前章では、データを保持するためのテーブルやその他の構造の作成方法について説明しました。 いよいよ、テーブルにデータを挿入してみましょう。 本章では、テーブルのデータの挿入、更新、削除の方法について説明します。 また、特定のイベントが起こったときに自動的にデータを変更する方法、すなわちトリガと書き換えルールについても紹介します。 そして本章以降において、ずっと見つけられなかったデータをデータベースから抽出する方法について説明します。

6.1. データの挿入

テーブルは、作成時にはデータを含んでいません。 データベースを利用価値のあるものにするには、まずデータを挿入する必要があります。 理論的には、データは1度に1行ずつ挿入されます。 もちろんユーザは複数行に挿入することもできますが、1度に1行未満を挿入することはできません。 列の値が一部しか分かっていない場合でも、1行全体を作成しなければなりません。

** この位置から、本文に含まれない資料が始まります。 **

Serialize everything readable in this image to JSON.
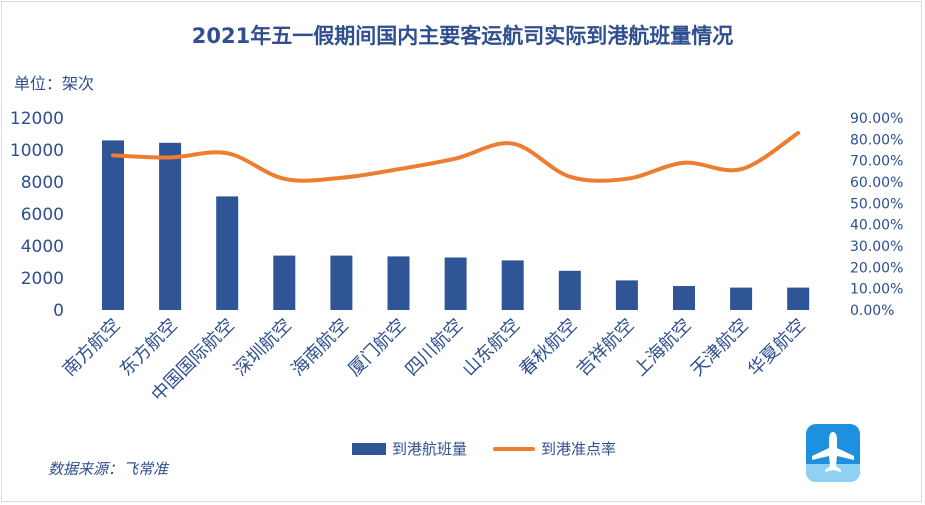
{
  "page": {
    "title": "2021年五一假期间国内主要客运航司实际到港航班量情况",
    "unit_label": "单位：架次",
    "source": "数据来源：飞常准"
  },
  "colors": {
    "bar": "#2f5597",
    "line": "#ed7d31",
    "text": "#2f4f8f",
    "logo": "#1e90e0"
  },
  "icons": {
    "logo": "plane-icon"
  },
  "chart_data": {
    "type": "bar",
    "title": "2021年五一假期间国内主要客运航司实际到港航班量情况",
    "categories": [
      "南方航空",
      "东方航空",
      "中国国际航空",
      "深圳航空",
      "海南航空",
      "厦门航空",
      "四川航空",
      "山东航空",
      "春秋航空",
      "吉祥航空",
      "上海航空",
      "天津航空",
      "华夏航空"
    ],
    "series": [
      {
        "name": "到港航班量",
        "type": "bar",
        "axis": "left",
        "values": [
          10600,
          10450,
          7100,
          3400,
          3400,
          3350,
          3280,
          3100,
          2450,
          1850,
          1500,
          1400,
          1400
        ]
      },
      {
        "name": "到港准点率",
        "type": "line",
        "axis": "right",
        "values": [
          72.5,
          71.5,
          73.5,
          61.5,
          62.0,
          66.0,
          71.0,
          78.0,
          62.5,
          61.5,
          69.0,
          66.0,
          83.0
        ]
      }
    ],
    "y_left": {
      "min": 0,
      "max": 12000,
      "ticks": [
        "0",
        "2000",
        "4000",
        "6000",
        "8000",
        "10000",
        "12000"
      ]
    },
    "y_right": {
      "min": 0,
      "max": 90,
      "ticks": [
        "0.00%",
        "10.00%",
        "20.00%",
        "30.00%",
        "40.00%",
        "50.00%",
        "60.00%",
        "70.00%",
        "80.00%",
        "90.00%"
      ]
    },
    "grid": false,
    "legend_position": "bottom"
  }
}
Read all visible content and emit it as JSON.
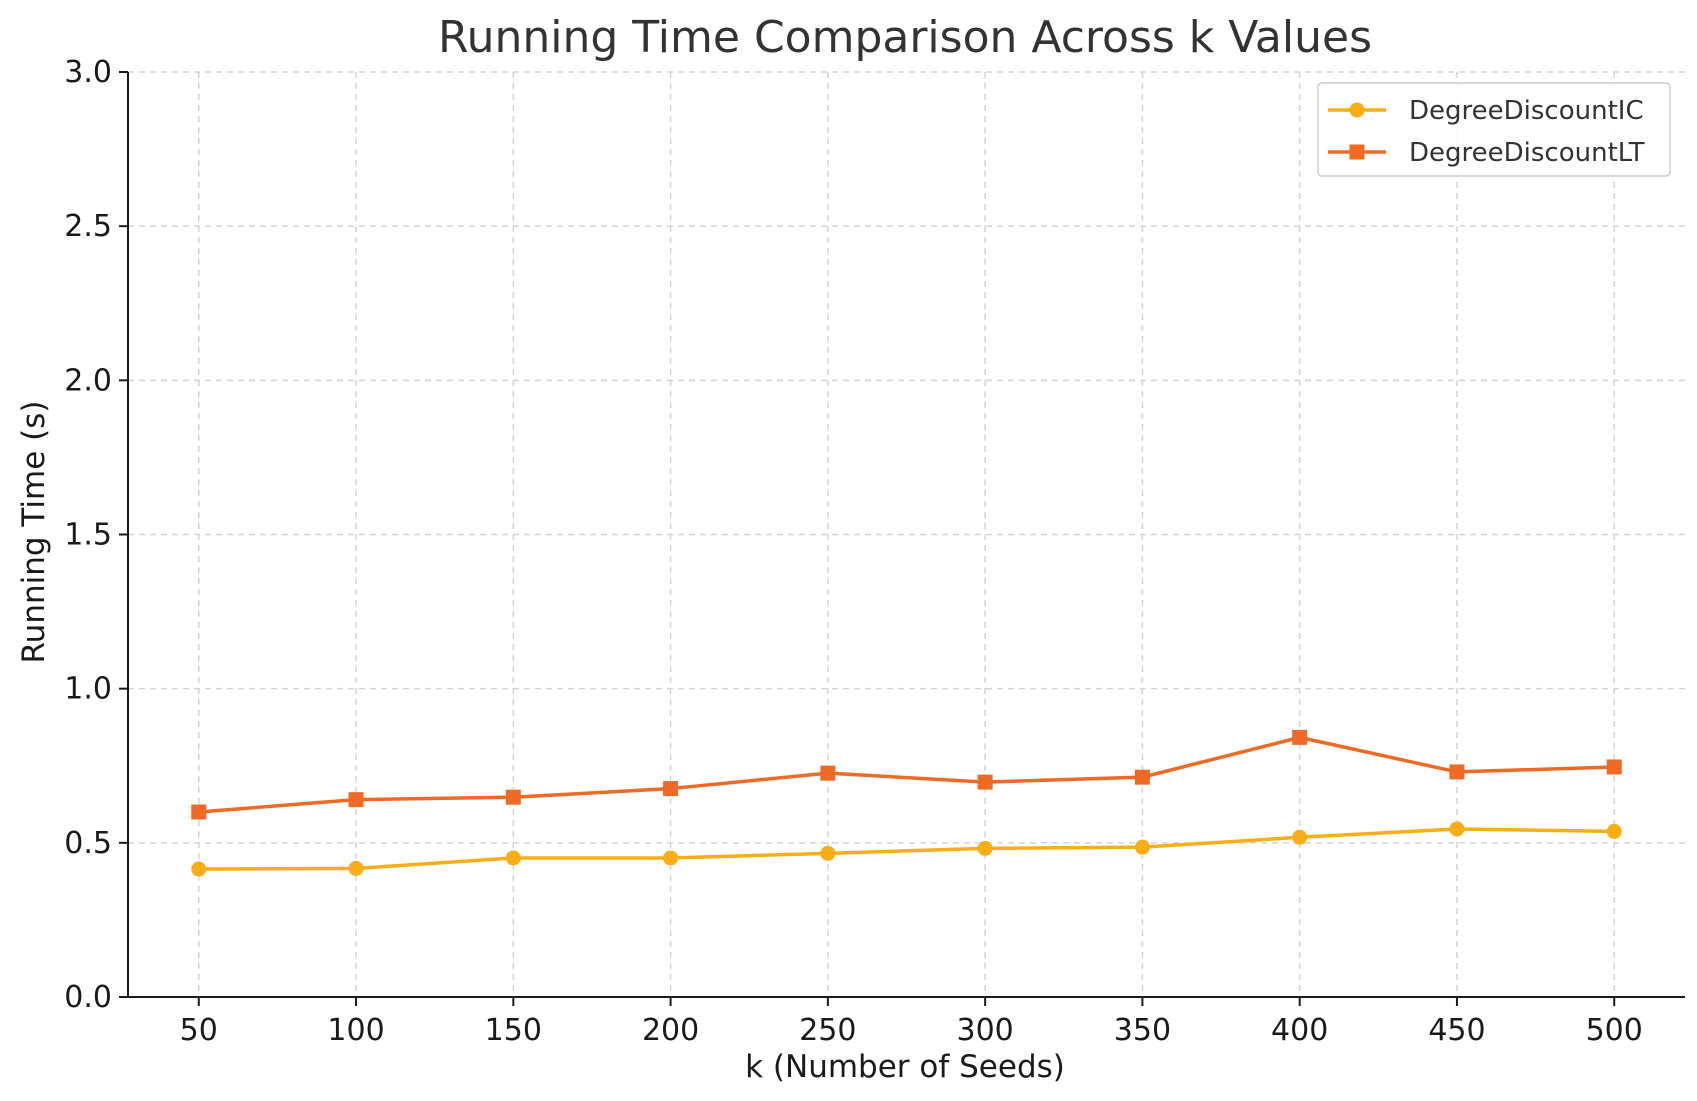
{
  "chart_data": {
    "type": "line",
    "title": "Running Time Comparison Across k Values",
    "xlabel": "k (Number of Seeds)",
    "ylabel": "Running Time (s)",
    "x": [
      50,
      100,
      150,
      200,
      250,
      300,
      350,
      400,
      450,
      500
    ],
    "x_ticks": [
      "50",
      "100",
      "150",
      "200",
      "250",
      "300",
      "350",
      "400",
      "450",
      "500"
    ],
    "y_ticks": [
      "0.0",
      "0.5",
      "1.0",
      "1.5",
      "2.0",
      "2.5",
      "3.0"
    ],
    "ylim": [
      0,
      3
    ],
    "xlim": [
      27.5,
      522.5
    ],
    "grid": true,
    "legend_position": "top-right",
    "series": [
      {
        "name": "DegreeDiscountIC",
        "color": "#f9ad17",
        "marker": "circle",
        "values": [
          0.415,
          0.417,
          0.451,
          0.451,
          0.466,
          0.482,
          0.486,
          0.518,
          0.545,
          0.537
        ]
      },
      {
        "name": "DegreeDiscountLT",
        "color": "#ee6a25",
        "marker": "square",
        "values": [
          0.6,
          0.64,
          0.648,
          0.676,
          0.726,
          0.697,
          0.713,
          0.842,
          0.73,
          0.746
        ]
      }
    ]
  }
}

新規の行を作成するには、INSERTコマンドを使用します。 このコマンドでは、テーブル名とテーブルの各列の値を指定する必要があります。 例えば、第5章のproductsテーブルの例で考えてみましょう。

CREATE TABLE products (
    product_no integer,
    name text,
    price numeric
);

この場合、行を挿入するためのコマンドは以下のようになります。

INSERT INTO products VALUES (1, 'Cheese', 9.99);

データ値は、テーブルで列が表示される順序に従ってカンマで区切って列挙します。 通常、データ値はリテラル(定数)ですが、スカラ式も使用できます。

上記の構文には、テーブル内の列の順序を知っていなければならないという難点があります。 これを避けるには、列を明示的に列挙する方法があります。 例えば、以下の2つのどちらのコマンドでも上記のコマンドと同等の効果が得られます。

INSERT INTO products (product_no, name, price) VALUES (1, 'Cheese', 9.99);
INSERT INTO products (name, price, product_no) VALUES ('Cheese', 9.99, 1);

多くのユーザは常に列名を列挙する方法が優れていると考えています。

値が分からない列については、省略することができます。 省略した列には、デフォルト値が挿入されます。 以下に例を示します。

INSERT INTO products (product_no, name) VALUES (1, 'Cheese');
INSERT INTO products VALUES (1, 'Cheese');

後者はPostgreSQLの拡張機能です。 これによって、列には左から順に指定されただけの値が挿入され、残りにはデフォルト値が挿入されます。

明確にするため、列ごと、あるいは行全体についてデフォルト値を明示的に要求することもできます。

INSERT INTO products (product_no, name, price) VALUES (1, 'Cheese', DEFAULT);
INSERT INTO products DEFAULT VALUES;

ティップ: 大量のデータを挿入する"一括ロード"を行う場合はCOPYコマンドを検討してください。 INSERT ほどの柔軟性はありませんが、効率的です。